With our third and final electoral pageantry behind us, Americans can now gorge on a spate of lucid and provocative articulations of global security in the 21st century. That is, for those bothering to read below the fold. For most of us, our interest peaked with the morning headlines whose typographic excess was reserved for the truly important and widely anticipated fare of the evening:
Nuclear proliferation, Iranian diplomacy, al-Qaeda, China, Osama bin Ho Hum. Yes, we are electing a leader to make life and death decisions affecting countless soldiers and civilians, but foreign policy debates are mostly fodder to keep pundits satiated until the weekend. If the top headlines are any indication of our public appetites, however, then Americans are apparently interested in one question alone — which candidate was the most cutting, the most rhetorically incisive, the most qualified to be our next quippy-in-chief?
From the Associated Press to the Huffington Post and everything in between, Obama emerged as the clear front-runner in this war of wits. In responding to Romney’s diminished tally of naval ships by noting that “we also have fewer horses and bayonets,” Obama showcased his own experience in this area while simultaneously casting his opponent as uninformed, naïve and generationally disconnected. While it may not have changed any minds, the the only ones not laughing this morning are those powerful representatives of America’s bayonet lobby.
In all likelihood, Romney’s statement probably had less to do with any reasoned analysis or personal stance on nautical dominance than as a dog whistle for a candidate lacking service history to appear pro-military. His choice of anachronisms may have set Obama up for the easy one-two, but in responding to such platitudes with humor, the president revealed a tacit agreement with his opponent’s underlying assumption that military strength is derived from superior hardware. Unfortunately for both candidates, and our national discourse, this is empirically fallacious.
One reliable data source is the Correlates of War (COW) project begun in the 1960s by J. David Singer of the University of Michigan. COW is a massive data project cataloging all interstate wars since 1816 which have resulted in more than 1,000 battlefield deaths. One subset, the Composite Index of National Capability, assigns proportionately higher scores to states with higher global shares of six resources deemed militarily consequential: personnel, resource expenditure, steel/iron production, energy consumption, total population and urban population. Of course, the fact that these six criteria were chosen to determine military capability is in itself telling of the remarkable hegemony of material preponderance as a presumptive determinant of victory.

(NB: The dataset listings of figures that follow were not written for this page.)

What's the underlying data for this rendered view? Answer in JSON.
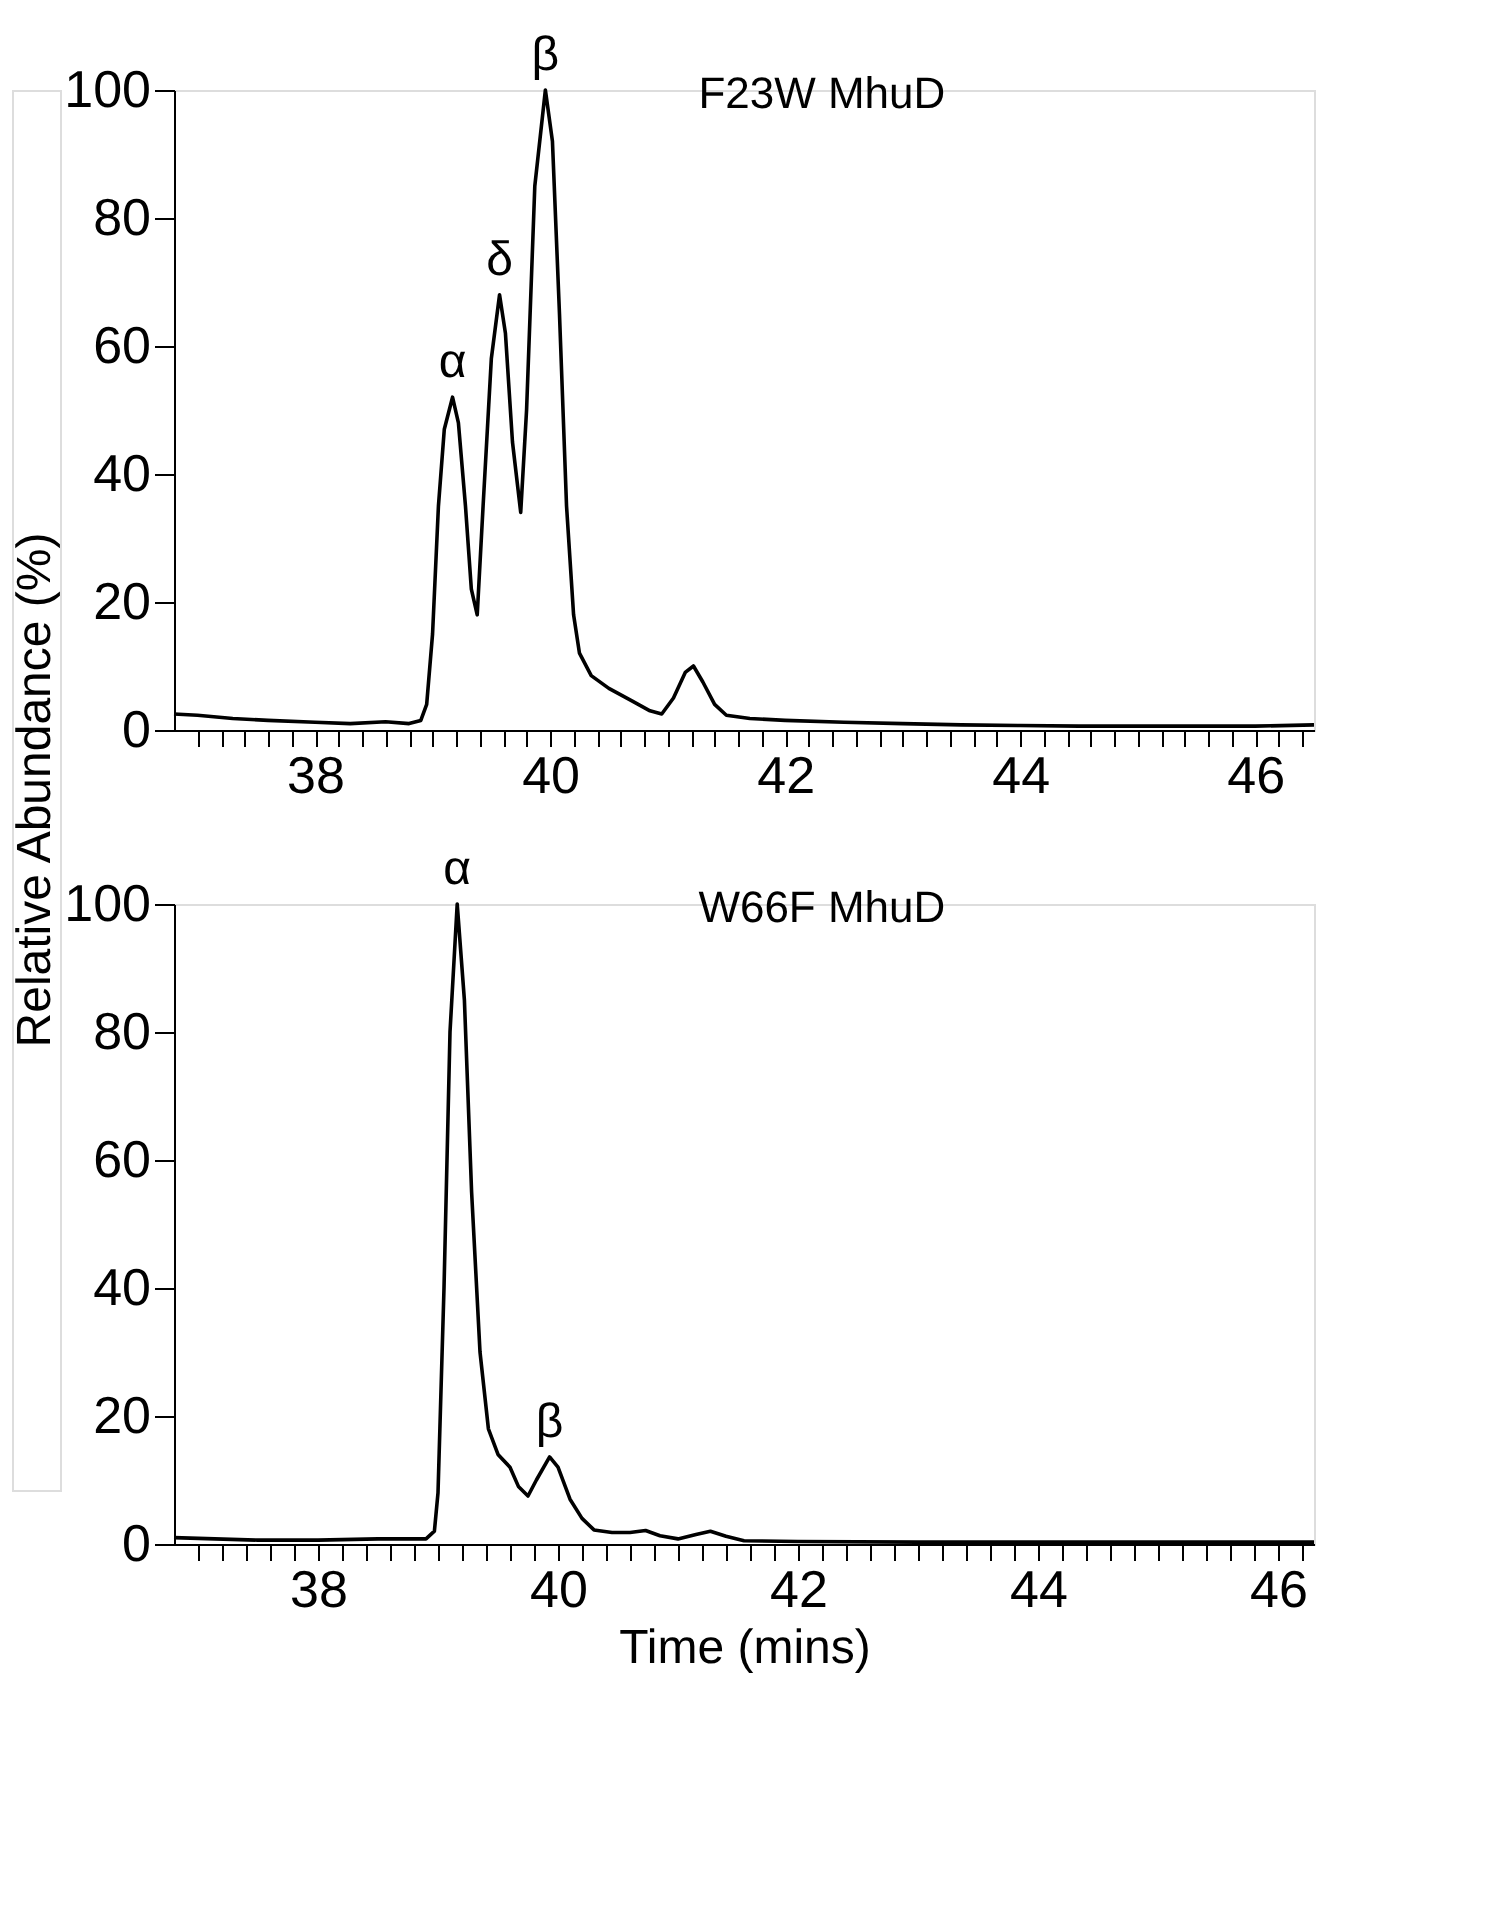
{
  "chart_data": [
    {
      "type": "line",
      "ylabel": "Relative Abundance (%)",
      "annotations": [
        "F23W MhuD",
        {
          "text": "α",
          "x": 39.17,
          "y": 52
        },
        {
          "text": "δ",
          "x": 39.57,
          "y": 68
        },
        {
          "text": "β",
          "x": 39.96,
          "y": 100
        }
      ],
      "x": [
        36.8,
        37.0,
        37.3,
        37.6,
        38.0,
        38.3,
        38.6,
        38.8,
        38.9,
        38.95,
        39.0,
        39.05,
        39.1,
        39.17,
        39.22,
        39.28,
        39.33,
        39.38,
        39.43,
        39.5,
        39.57,
        39.62,
        39.68,
        39.75,
        39.8,
        39.87,
        39.96,
        40.02,
        40.08,
        40.14,
        40.2,
        40.25,
        40.35,
        40.5,
        40.7,
        40.85,
        40.95,
        41.05,
        41.15,
        41.22,
        41.3,
        41.4,
        41.5,
        41.7,
        42.0,
        42.5,
        43.0,
        43.5,
        44.0,
        44.5,
        45.0,
        45.5,
        46.0,
        46.5
      ],
      "series": [
        {
          "color": "#000000",
          "values": [
            2.5,
            2.3,
            1.8,
            1.5,
            1.2,
            1.0,
            1.3,
            1.0,
            1.5,
            4,
            15,
            35,
            47,
            52,
            48,
            35,
            22,
            18,
            35,
            58,
            68,
            62,
            45,
            34,
            50,
            85,
            100,
            92,
            65,
            35,
            18,
            12,
            8.5,
            6.5,
            4.5,
            3.0,
            2.5,
            5,
            9,
            10,
            7.5,
            4,
            2.3,
            1.8,
            1.5,
            1.2,
            1.0,
            0.8,
            0.7,
            0.6,
            0.6,
            0.6,
            0.6,
            0.8
          ]
        }
      ],
      "xlim": [
        36.8,
        46.5
      ],
      "ylim": [
        0,
        100
      ],
      "yticks": [
        0,
        20,
        40,
        60,
        80,
        100
      ],
      "xticks": [
        {
          "value": 37.0,
          "label": null
        },
        {
          "value": 37.2,
          "label": null
        },
        {
          "value": 37.4,
          "label": null
        },
        {
          "value": 37.6,
          "label": null
        },
        {
          "value": 37.8,
          "label": null
        },
        38,
        {
          "value": 38.2,
          "label": null
        },
        {
          "value": 38.4,
          "label": null
        },
        {
          "value": 38.6,
          "label": null
        },
        {
          "value": 38.8,
          "label": null
        },
        {
          "value": 39.0,
          "label": null
        },
        {
          "value": 39.2,
          "label": null
        },
        {
          "value": 39.4,
          "label": null
        },
        {
          "value": 39.6,
          "label": null
        },
        {
          "value": 39.8,
          "label": null
        },
        40,
        {
          "value": 40.2,
          "label": null
        },
        {
          "value": 40.4,
          "label": null
        },
        {
          "value": 40.6,
          "label": null
        },
        {
          "value": 40.8,
          "label": null
        },
        {
          "value": 41.0,
          "label": null
        },
        {
          "value": 41.2,
          "label": null
        },
        {
          "value": 41.4,
          "label": null
        },
        {
          "value": 41.6,
          "label": null
        },
        {
          "value": 41.8,
          "label": null
        },
        42,
        {
          "value": 42.2,
          "label": null
        },
        {
          "value": 42.4,
          "label": null
        },
        {
          "value": 42.6,
          "label": null
        },
        {
          "value": 42.8,
          "label": null
        },
        {
          "value": 43.0,
          "label": null
        },
        {
          "value": 43.2,
          "label": null
        },
        {
          "value": 43.4,
          "label": null
        },
        {
          "value": 43.6,
          "label": null
        },
        {
          "value": 43.8,
          "label": null
        },
        44,
        {
          "value": 44.2,
          "label": null
        },
        {
          "value": 44.4,
          "label": null
        },
        {
          "value": 44.6,
          "label": null
        },
        {
          "value": 44.8,
          "label": null
        },
        {
          "value": 45.0,
          "label": null
        },
        {
          "value": 45.2,
          "label": null
        },
        {
          "value": 45.4,
          "label": null
        },
        {
          "value": 45.6,
          "label": null
        },
        {
          "value": 45.8,
          "label": null
        },
        46,
        {
          "value": 46.2,
          "label": null
        },
        {
          "value": 46.4,
          "label": null
        }
      ],
      "grid": false,
      "legend": false,
      "marker": "none",
      "line_style": "solid"
    },
    {
      "type": "line",
      "xlabel": "Time (mins)",
      "annotations": [
        "W66F MhuD",
        {
          "text": "α",
          "x": 39.16,
          "y": 100
        },
        {
          "text": "β",
          "x": 39.93,
          "y": 13.6
        }
      ],
      "x": [
        36.8,
        37.5,
        38.0,
        38.5,
        38.9,
        38.97,
        39.0,
        39.05,
        39.1,
        39.16,
        39.22,
        39.28,
        39.35,
        39.42,
        39.5,
        39.6,
        39.67,
        39.75,
        39.82,
        39.93,
        40.0,
        40.1,
        40.2,
        40.3,
        40.45,
        40.6,
        40.73,
        40.85,
        41.0,
        41.15,
        41.27,
        41.4,
        41.55,
        42.0,
        43.0,
        44.0,
        45.0,
        46.0,
        46.3
      ],
      "series": [
        {
          "color": "#000000",
          "values": [
            1,
            0.6,
            0.6,
            0.8,
            0.8,
            2,
            8,
            40,
            80,
            100,
            85,
            55,
            30,
            18,
            14,
            12,
            9,
            7.5,
            10,
            13.6,
            12,
            7,
            4,
            2.2,
            1.8,
            1.8,
            2.1,
            1.3,
            0.8,
            1.5,
            2,
            1.2,
            0.5,
            0.4,
            0.3,
            0.3,
            0.3,
            0.3,
            0.3
          ]
        }
      ],
      "xlim": [
        36.8,
        46.3
      ],
      "ylim": [
        0,
        100
      ],
      "yticks": [
        0,
        20,
        40,
        60,
        80,
        100
      ],
      "xticks": [
        {
          "value": 37.0,
          "label": null
        },
        {
          "value": 37.2,
          "label": null
        },
        {
          "value": 37.4,
          "label": null
        },
        {
          "value": 37.6,
          "label": null
        },
        {
          "value": 37.8,
          "label": null
        },
        38,
        {
          "value": 38.2,
          "label": null
        },
        {
          "value": 38.4,
          "label": null
        },
        {
          "value": 38.6,
          "label": null
        },
        {
          "value": 38.8,
          "label": null
        },
        {
          "value": 39.0,
          "label": null
        },
        {
          "value": 39.2,
          "label": null
        },
        {
          "value": 39.4,
          "label": null
        },
        {
          "value": 39.6,
          "label": null
        },
        {
          "value": 39.8,
          "label": null
        },
        40,
        {
          "value": 40.2,
          "label": null
        },
        {
          "value": 40.4,
          "label": null
        },
        {
          "value": 40.6,
          "label": null
        },
        {
          "value": 40.8,
          "label": null
        },
        {
          "value": 41.0,
          "label": null
        },
        {
          "value": 41.2,
          "label": null
        },
        {
          "value": 41.4,
          "label": null
        },
        {
          "value": 41.6,
          "label": null
        },
        {
          "value": 41.8,
          "label": null
        },
        42,
        {
          "value": 42.2,
          "label": null
        },
        {
          "value": 42.4,
          "label": null
        },
        {
          "value": 42.6,
          "label": null
        },
        {
          "value": 42.8,
          "label": null
        },
        {
          "value": 43.0,
          "label": null
        },
        {
          "value": 43.2,
          "label": null
        },
        {
          "value": 43.4,
          "label": null
        },
        {
          "value": 43.6,
          "label": null
        },
        {
          "value": 43.8,
          "label": null
        },
        44,
        {
          "value": 44.2,
          "label": null
        },
        {
          "value": 44.4,
          "label": null
        },
        {
          "value": 44.6,
          "label": null
        },
        {
          "value": 44.8,
          "label": null
        },
        {
          "value": 45.0,
          "label": null
        },
        {
          "value": 45.2,
          "label": null
        },
        {
          "value": 45.4,
          "label": null
        },
        {
          "value": 45.6,
          "label": null
        },
        {
          "value": 45.8,
          "label": null
        },
        46,
        {
          "value": 46.2,
          "label": null
        }
      ],
      "grid": false,
      "legend": false,
      "marker": "none",
      "line_style": "solid"
    }
  ]
}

Based on the available data, it might surprise readers to know that superior military systems have proven victorious in only slightly more than half of all engagements. In other words, having superior technology, training, and assets predicts victory no better than a coin toss. If this sounds implausible then I ask you to consider Vietnam, the Global War on Terror, Iraq, Afghanistan — all conflicts where the full might of the world’s most superior military systems have yielded tenuous victories at best. Victories asserted, we should recall, only by changing the parameters of success to allow for non-material engagement.
Perhaps the greatest tragedy of the evening is that for all of Obama’s occasional frontiersman bluster for American exceptionalism, his administration seems to understand that power is vastly more complex than material preponderance. The fact that he has struggled to actualize the soft power espoused in 2008 may explain his unwillingness to make it a centerpiece of this campaign. Yet in stooping to Romney’s level, he abdicated yet another opportunity to bring such insights to the forefront of our national dialogue.